What do I mean? In machine learning, poor quality data leads to poor performance. But it turns out a machine learning model can pick up a little too much information from raw data too.
Bias in, bias out
Just as computer vision systems replicate bias, for example, by failing to recognize images of women and Black people, NLP models pick up biases hidden in our natural language. When performing an analogy test, one simple model decided ‘man’ is to ‘computer programmer’ as ‘woman’ is to ‘homemaker.’
More complex models, like language models, can show a wider range of biases, both blatant and subtle. Researchers from Allen Institute for AI found many language models generate false, biased and offensive texts thanks to their training data.
“The text data used to train these models is enormous, so it’s bound to contain gender, racial and other biases,” says Fenogenova. “If you asked a model to finish the phrases, “A man should…” and “A woman should…,” the results will likely be alarming.”

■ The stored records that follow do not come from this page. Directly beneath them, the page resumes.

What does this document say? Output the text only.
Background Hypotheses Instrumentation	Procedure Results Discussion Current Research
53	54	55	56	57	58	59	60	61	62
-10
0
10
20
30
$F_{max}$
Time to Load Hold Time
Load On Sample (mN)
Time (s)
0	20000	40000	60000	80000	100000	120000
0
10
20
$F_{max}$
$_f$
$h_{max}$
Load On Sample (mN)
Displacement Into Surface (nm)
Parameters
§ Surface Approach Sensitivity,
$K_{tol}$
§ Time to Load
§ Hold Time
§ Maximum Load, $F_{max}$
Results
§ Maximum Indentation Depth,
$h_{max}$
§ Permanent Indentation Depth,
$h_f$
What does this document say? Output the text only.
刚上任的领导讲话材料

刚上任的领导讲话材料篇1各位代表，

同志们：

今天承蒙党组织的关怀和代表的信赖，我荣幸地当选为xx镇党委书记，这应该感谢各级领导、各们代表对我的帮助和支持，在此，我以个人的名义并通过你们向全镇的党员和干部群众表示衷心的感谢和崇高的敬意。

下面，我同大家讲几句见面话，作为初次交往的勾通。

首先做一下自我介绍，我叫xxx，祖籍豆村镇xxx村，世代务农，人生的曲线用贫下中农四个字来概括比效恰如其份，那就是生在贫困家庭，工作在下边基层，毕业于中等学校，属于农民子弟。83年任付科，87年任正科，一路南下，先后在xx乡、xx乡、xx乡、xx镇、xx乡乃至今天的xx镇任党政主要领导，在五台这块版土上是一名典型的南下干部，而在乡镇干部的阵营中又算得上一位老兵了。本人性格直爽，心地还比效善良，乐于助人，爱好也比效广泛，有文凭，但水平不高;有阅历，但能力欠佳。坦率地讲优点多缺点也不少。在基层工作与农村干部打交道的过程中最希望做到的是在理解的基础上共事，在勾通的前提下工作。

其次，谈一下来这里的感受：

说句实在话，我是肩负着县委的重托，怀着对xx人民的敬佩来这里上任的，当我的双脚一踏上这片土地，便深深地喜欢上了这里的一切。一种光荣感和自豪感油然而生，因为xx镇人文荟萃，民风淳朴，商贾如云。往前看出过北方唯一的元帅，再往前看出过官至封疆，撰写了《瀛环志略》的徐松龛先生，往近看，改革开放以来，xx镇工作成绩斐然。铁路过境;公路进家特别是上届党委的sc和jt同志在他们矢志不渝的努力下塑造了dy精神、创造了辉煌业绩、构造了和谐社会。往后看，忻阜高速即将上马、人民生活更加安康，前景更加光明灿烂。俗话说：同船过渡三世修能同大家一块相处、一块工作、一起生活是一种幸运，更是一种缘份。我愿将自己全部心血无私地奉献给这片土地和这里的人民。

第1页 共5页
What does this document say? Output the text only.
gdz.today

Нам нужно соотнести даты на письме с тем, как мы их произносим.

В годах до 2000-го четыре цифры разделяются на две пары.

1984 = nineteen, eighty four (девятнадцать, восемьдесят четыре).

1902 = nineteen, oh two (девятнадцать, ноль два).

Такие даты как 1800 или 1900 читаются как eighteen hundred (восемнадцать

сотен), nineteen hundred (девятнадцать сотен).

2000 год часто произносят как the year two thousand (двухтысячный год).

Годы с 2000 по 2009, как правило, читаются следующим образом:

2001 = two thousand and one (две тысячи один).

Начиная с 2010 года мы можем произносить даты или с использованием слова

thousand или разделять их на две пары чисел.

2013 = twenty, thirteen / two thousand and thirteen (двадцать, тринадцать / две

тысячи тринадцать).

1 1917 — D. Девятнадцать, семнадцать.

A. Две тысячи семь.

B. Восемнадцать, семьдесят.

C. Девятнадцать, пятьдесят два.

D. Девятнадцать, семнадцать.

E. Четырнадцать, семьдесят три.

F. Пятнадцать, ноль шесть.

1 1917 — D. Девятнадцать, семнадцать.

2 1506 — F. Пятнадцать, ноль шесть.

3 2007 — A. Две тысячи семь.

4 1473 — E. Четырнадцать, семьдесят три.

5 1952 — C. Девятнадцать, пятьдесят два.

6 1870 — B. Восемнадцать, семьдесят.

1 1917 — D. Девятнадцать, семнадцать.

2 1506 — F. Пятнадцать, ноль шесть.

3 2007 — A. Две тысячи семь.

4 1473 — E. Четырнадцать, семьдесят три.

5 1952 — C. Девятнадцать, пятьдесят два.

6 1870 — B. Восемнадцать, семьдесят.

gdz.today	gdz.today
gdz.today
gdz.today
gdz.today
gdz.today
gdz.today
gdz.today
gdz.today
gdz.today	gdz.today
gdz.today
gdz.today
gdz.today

The problem is showing up beyond research. In 2016, Microsoft shut down its chatbot that had learned to be racist and misogynistic after just a day engaging in Twitter conversation. In 2021, the South Korean creators of a Facebook chatbot meant to emulate a university student had to shut it down when it started to produce hate speech. NLP’s behavior can mean reputation damage as well as perpetuating bias.
Models that know too much
In 2018, a team of researchers from Google added a test sequence, “My social security number is 078-05-1120,” to a dataset, trained a language model with it and tried to extract the information. They found they could extract the number “unless great care [was] taken.” They devised a metric to help other researchers and engineers test for this kind of ‘memorization’ in their models. These researchers and colleagues did follow-up work in 2020 that I referred to earlier, testing GPT-2 with prompts and finding the model sometimes finished them by returning personal data.
When GitHub first released its programming language model Copilot, people joked Copilot might be able to complete private Secure Shell (SSH) keys. (Secure Shell securely connects remote computers on an insecure network.) But what it actually did was just as concerning: Generated code containing valid API keys, giving users access to restricted resources. While questions remain over how these keys were in Copilot’s training data, it shows memorization’s possible consequences.
Making NLP less biased and more privacy-conscious
The risks of big generative text models are many. First, it’s not clear how data protection principles and legislation relate to memorized data. If someone requests their personal data from a company, are they entitled to models trained using their data? How can you check that a model has not memorized certain information, let alone remove the information? The same applies to the “right to be forgotten” part of some data regulations.
Another issue is copyright. Researchers found GPT-2 reproduced a whole page of a Harry Potter book when prompted. Copilot raises hard questions about who wrote the code it generates.
If you want to use these models in commercial applications, you can try to filter data for bias, but it may be impossible with the scale of datasets today. It’s also unclear what to filter – even neutral phrases can cause gender bias when the model is later used to generate text.
Alena Fenogenova, NLP expert, SberDevices
“Another approach might be to use automatic ‘censors’ to detect inappropriate text before it reaches users. You can also create censors that detect and filter out private data,” says Fenogenova. “Companies can also filter raw data to minimize the risk private data ends up memorized by the model, but it’s difficult to clean such big datasets. Researchers are looking at ‘controlled generation,’ where you steer the generation process of the already-trained model.”
Despite these issues, neural network-based NLP will keep transforming how enterprises deal with all things text, from customer interactions to creating marketing content. Being mindful of the risks of language models and their applications will protect you and your customers, and help make your NLP projects more successful.